In conclusion, in this study we examined the variation of US backscatter and PA back-propagation with reduction of bone minerals and collagen content in trabecular bones. The results show that both PA and US are sensitive to reduction of the mineral content of bone. Moreover, PA is also sensitive to changes in the collagen content of bone, but US is not significantly sensitive to these changes. The PA response depends on the optical properties of tissue, thus it is expected to provide QUS (the US clinical embodiment) with complementary information about bone health and integrity. In addition, it requires minimum effort for co-registration with US. This can elevate the combined method to a collagen specific diagnostic, capable of analyzing the optical and mechanical properties of bone tissue. While the collagen status is directly related to the strength of the bone (3,4,59) diagnosis of its condition with QUS is a challenge (27,33,56).
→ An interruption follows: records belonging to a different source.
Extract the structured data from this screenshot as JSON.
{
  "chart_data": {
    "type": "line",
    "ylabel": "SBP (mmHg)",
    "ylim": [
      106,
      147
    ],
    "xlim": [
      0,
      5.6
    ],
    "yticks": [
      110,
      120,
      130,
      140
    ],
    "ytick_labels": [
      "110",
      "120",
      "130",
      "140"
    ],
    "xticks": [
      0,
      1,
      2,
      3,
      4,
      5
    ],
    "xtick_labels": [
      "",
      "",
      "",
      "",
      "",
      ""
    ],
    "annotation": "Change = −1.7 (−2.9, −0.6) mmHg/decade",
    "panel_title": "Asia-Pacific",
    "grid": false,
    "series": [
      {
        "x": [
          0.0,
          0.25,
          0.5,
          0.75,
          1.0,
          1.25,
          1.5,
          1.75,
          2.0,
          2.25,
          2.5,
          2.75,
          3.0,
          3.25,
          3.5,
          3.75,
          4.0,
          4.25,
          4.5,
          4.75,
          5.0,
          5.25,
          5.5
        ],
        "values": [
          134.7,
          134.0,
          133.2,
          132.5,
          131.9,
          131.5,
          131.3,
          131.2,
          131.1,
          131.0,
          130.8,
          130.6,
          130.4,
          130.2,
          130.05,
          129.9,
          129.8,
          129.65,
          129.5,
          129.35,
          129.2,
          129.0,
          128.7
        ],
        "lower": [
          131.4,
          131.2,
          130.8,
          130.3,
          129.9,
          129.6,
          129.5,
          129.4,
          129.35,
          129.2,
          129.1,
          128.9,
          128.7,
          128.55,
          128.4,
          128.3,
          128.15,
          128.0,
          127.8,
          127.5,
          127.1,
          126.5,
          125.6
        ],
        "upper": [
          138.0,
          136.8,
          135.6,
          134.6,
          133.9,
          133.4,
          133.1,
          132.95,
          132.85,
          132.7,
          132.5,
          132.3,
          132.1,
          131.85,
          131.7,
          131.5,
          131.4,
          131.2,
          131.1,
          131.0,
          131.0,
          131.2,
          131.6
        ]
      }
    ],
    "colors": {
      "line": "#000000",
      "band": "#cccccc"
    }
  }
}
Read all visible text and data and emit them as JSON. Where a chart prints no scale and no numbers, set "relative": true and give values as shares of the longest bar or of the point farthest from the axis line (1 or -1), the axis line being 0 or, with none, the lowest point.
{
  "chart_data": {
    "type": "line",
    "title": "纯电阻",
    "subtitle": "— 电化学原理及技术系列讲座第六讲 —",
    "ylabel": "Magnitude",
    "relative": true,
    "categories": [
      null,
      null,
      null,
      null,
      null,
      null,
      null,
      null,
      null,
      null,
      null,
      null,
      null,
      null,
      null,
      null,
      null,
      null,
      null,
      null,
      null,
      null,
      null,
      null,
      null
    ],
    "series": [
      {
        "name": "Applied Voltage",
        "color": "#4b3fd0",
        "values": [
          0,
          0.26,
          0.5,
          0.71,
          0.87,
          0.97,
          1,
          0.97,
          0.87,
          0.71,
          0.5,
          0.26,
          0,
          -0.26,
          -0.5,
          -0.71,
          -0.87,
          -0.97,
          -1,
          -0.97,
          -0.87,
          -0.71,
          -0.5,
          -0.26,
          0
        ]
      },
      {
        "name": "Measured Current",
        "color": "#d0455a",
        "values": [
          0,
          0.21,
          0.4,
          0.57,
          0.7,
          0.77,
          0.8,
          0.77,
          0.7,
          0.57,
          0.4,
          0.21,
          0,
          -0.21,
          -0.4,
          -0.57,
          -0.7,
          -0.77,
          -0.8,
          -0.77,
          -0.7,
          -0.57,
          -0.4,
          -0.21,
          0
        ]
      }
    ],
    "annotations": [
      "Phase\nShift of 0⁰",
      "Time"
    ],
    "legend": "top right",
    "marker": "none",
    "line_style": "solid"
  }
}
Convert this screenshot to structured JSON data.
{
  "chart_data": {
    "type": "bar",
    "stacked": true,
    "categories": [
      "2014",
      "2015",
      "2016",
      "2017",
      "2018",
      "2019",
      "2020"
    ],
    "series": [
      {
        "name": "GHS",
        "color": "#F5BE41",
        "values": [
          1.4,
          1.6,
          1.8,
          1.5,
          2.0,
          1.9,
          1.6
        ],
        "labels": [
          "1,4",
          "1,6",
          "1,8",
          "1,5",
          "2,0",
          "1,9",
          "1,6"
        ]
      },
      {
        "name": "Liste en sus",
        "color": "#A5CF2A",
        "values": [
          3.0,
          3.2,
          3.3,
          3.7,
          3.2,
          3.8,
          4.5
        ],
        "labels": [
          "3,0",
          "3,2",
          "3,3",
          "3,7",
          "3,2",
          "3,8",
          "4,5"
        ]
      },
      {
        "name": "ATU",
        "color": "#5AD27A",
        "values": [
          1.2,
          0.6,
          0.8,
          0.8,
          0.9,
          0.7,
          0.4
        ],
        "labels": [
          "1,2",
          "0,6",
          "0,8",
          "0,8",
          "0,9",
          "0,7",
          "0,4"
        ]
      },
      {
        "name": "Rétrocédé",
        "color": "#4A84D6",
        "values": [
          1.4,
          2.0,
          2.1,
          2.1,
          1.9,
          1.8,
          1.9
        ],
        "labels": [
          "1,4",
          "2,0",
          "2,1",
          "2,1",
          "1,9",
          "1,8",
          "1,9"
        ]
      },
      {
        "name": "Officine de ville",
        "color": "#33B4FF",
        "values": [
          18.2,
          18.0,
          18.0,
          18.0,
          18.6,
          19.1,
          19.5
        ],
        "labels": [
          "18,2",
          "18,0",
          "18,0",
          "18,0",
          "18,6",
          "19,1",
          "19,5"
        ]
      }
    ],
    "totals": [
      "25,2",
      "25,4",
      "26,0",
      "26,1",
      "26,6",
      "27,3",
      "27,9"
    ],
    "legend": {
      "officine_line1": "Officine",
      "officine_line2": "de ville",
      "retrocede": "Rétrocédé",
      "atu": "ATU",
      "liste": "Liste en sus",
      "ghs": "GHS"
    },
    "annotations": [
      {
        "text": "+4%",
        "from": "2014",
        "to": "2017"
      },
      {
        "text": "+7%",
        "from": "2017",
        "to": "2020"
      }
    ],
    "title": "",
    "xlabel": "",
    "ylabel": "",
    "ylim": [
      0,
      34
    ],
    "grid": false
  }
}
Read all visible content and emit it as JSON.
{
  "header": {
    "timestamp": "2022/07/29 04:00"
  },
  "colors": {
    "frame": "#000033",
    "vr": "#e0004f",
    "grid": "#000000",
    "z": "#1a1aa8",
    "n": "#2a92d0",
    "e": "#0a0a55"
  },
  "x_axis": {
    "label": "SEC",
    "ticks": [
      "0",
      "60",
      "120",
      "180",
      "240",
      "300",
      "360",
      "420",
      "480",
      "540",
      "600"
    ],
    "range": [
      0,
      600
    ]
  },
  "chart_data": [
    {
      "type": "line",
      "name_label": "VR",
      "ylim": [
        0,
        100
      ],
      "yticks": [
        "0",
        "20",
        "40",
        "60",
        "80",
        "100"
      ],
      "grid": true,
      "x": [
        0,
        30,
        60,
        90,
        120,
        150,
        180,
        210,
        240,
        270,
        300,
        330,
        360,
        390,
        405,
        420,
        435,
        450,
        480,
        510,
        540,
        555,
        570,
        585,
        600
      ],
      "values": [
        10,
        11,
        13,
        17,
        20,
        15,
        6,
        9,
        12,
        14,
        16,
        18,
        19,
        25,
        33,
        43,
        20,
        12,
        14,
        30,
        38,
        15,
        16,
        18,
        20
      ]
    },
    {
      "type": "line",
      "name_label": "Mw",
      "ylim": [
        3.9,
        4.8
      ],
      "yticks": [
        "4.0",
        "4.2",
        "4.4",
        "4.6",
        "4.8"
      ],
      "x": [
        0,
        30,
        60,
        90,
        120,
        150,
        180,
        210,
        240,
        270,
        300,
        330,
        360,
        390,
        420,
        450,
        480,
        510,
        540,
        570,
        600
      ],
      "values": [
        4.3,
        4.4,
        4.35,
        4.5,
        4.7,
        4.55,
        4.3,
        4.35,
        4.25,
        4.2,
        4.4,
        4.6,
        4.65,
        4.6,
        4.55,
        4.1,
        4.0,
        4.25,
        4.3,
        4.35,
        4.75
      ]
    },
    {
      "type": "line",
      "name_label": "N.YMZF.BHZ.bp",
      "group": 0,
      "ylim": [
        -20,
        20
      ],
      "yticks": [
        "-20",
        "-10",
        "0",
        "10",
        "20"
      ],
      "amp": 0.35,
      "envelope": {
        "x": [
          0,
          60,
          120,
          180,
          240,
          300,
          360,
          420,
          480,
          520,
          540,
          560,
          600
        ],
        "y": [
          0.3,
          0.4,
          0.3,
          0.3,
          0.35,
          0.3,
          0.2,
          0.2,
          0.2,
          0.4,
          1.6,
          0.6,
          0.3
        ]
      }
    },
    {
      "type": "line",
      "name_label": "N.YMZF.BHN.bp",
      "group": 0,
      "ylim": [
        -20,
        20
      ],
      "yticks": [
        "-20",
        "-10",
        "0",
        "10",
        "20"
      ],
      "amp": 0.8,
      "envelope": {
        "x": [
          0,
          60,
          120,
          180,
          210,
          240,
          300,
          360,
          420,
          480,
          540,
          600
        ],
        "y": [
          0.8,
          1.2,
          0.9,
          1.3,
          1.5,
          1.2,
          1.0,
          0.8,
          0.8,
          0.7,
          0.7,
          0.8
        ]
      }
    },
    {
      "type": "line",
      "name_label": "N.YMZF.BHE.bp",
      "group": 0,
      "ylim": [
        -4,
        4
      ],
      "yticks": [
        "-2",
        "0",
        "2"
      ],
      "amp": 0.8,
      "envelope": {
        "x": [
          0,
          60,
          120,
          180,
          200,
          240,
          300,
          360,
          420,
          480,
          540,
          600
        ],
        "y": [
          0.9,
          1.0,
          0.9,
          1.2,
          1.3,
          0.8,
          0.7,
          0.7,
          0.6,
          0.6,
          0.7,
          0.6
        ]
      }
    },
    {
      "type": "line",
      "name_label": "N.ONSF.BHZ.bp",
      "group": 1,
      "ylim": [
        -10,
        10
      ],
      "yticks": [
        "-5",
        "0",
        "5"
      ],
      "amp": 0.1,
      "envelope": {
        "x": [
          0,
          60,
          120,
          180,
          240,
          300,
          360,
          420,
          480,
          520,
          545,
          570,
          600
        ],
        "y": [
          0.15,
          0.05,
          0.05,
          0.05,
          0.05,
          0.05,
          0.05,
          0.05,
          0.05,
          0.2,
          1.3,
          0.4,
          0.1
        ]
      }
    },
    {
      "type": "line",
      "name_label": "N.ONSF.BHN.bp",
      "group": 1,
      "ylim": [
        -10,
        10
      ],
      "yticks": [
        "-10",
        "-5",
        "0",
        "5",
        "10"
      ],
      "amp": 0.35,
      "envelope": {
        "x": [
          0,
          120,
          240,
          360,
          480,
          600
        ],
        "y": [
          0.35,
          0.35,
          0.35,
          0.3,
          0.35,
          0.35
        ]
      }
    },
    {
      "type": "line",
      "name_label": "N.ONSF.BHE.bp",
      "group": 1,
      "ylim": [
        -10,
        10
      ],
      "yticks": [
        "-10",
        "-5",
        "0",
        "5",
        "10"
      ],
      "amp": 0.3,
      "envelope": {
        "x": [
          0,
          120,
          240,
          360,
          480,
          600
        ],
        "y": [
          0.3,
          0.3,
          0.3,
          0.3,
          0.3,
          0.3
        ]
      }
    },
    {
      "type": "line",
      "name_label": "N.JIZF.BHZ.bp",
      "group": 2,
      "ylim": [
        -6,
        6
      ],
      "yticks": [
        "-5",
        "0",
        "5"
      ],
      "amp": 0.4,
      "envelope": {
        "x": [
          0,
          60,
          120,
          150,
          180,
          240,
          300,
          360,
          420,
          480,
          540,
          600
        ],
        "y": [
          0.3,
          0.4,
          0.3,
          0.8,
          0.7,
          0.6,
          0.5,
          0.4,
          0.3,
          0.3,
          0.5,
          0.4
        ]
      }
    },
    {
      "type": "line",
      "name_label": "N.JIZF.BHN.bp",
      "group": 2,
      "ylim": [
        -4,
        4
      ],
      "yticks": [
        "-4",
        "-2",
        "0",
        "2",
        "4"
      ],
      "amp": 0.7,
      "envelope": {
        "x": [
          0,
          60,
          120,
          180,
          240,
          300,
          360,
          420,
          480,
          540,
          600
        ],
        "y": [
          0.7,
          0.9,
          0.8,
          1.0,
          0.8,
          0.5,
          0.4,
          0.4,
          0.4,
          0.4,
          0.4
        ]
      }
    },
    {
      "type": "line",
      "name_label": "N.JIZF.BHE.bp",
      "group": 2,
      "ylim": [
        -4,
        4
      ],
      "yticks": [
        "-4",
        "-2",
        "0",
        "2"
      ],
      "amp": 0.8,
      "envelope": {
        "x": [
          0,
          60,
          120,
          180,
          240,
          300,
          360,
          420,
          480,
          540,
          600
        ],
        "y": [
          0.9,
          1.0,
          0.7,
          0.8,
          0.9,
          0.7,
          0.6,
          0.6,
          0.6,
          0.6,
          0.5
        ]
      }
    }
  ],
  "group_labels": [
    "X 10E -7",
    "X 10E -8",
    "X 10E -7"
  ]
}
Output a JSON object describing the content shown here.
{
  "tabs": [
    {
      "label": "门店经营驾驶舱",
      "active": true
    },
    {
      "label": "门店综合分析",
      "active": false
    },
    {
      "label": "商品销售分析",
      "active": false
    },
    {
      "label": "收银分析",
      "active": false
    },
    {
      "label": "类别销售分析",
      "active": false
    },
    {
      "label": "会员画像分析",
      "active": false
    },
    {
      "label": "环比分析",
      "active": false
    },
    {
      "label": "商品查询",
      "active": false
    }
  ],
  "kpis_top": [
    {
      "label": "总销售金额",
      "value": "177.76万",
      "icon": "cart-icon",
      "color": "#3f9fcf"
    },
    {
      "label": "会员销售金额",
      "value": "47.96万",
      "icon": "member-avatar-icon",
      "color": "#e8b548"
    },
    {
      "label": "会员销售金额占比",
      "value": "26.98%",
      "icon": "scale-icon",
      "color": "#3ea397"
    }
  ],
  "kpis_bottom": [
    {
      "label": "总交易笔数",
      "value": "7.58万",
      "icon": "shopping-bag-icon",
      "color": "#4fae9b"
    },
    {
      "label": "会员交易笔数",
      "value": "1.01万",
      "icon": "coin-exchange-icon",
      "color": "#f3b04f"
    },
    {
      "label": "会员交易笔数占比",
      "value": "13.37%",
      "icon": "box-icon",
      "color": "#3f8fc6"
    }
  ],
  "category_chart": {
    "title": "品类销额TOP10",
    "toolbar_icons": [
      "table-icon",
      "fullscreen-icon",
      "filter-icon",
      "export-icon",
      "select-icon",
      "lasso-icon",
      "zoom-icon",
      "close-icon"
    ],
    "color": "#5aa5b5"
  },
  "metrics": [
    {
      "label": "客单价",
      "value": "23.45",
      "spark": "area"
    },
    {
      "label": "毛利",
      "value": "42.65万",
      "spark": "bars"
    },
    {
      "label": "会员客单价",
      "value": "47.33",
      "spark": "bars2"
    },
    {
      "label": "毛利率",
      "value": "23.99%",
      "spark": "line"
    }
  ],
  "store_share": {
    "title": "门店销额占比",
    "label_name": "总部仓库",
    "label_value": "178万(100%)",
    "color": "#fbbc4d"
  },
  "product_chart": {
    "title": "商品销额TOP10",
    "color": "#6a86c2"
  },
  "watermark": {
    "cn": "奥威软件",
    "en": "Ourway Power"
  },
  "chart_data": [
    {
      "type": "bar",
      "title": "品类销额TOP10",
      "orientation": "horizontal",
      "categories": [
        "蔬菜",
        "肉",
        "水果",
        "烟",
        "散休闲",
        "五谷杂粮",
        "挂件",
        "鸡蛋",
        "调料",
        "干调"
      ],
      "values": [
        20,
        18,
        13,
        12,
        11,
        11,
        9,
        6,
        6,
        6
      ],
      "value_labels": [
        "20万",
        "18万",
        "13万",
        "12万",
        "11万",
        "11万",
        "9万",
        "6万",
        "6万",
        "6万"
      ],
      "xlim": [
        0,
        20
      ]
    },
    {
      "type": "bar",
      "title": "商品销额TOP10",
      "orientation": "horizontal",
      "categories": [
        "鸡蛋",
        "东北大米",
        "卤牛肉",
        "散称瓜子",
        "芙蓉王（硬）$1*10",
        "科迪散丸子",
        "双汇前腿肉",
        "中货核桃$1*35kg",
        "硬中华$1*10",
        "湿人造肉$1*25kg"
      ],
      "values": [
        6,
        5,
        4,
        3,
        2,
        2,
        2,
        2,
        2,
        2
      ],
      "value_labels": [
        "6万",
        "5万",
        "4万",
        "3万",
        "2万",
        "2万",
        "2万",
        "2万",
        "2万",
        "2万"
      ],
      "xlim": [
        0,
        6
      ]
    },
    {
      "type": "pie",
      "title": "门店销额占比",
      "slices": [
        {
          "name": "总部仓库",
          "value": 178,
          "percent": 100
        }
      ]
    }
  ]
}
Here it has been shown that the back-propagating PA has a great advantage over US backscattering measurements with respect to collagen variation sensitivity. The combined method can yield information about changes to trabecular bone density with respect to both mineral and collagen content, which is not possible with US probing alone.
The authors gratefully acknowledge the support of the Canada Research Chairs program, the NSERC Discovery Grants program, and the Canada Council for the Arts through a Killam Fellowship to A.M. The authors acknowledge the help of Professor J. E. Davis and Dr. Elnaz Ajami (IBBME, University of Toronto) in performing the µCT of the bone samples.
Authors’ contributions: The overall study was designed by AM with contribution from BL. The experimental set-up and software were implemented by BL. Both BL and LY contributed in the preparation of the samples and performed the experiments. Data analysis and drafting of the paper were performed by BL and AM. AM contributed to the analysis and interpretation of the data, revisions of the article, the discussion and the conclusions.
Disclaimer: Since there is no live animal involved in this research, no animal use protocol approval was required from the Office of Research Ethics, University of Toronto.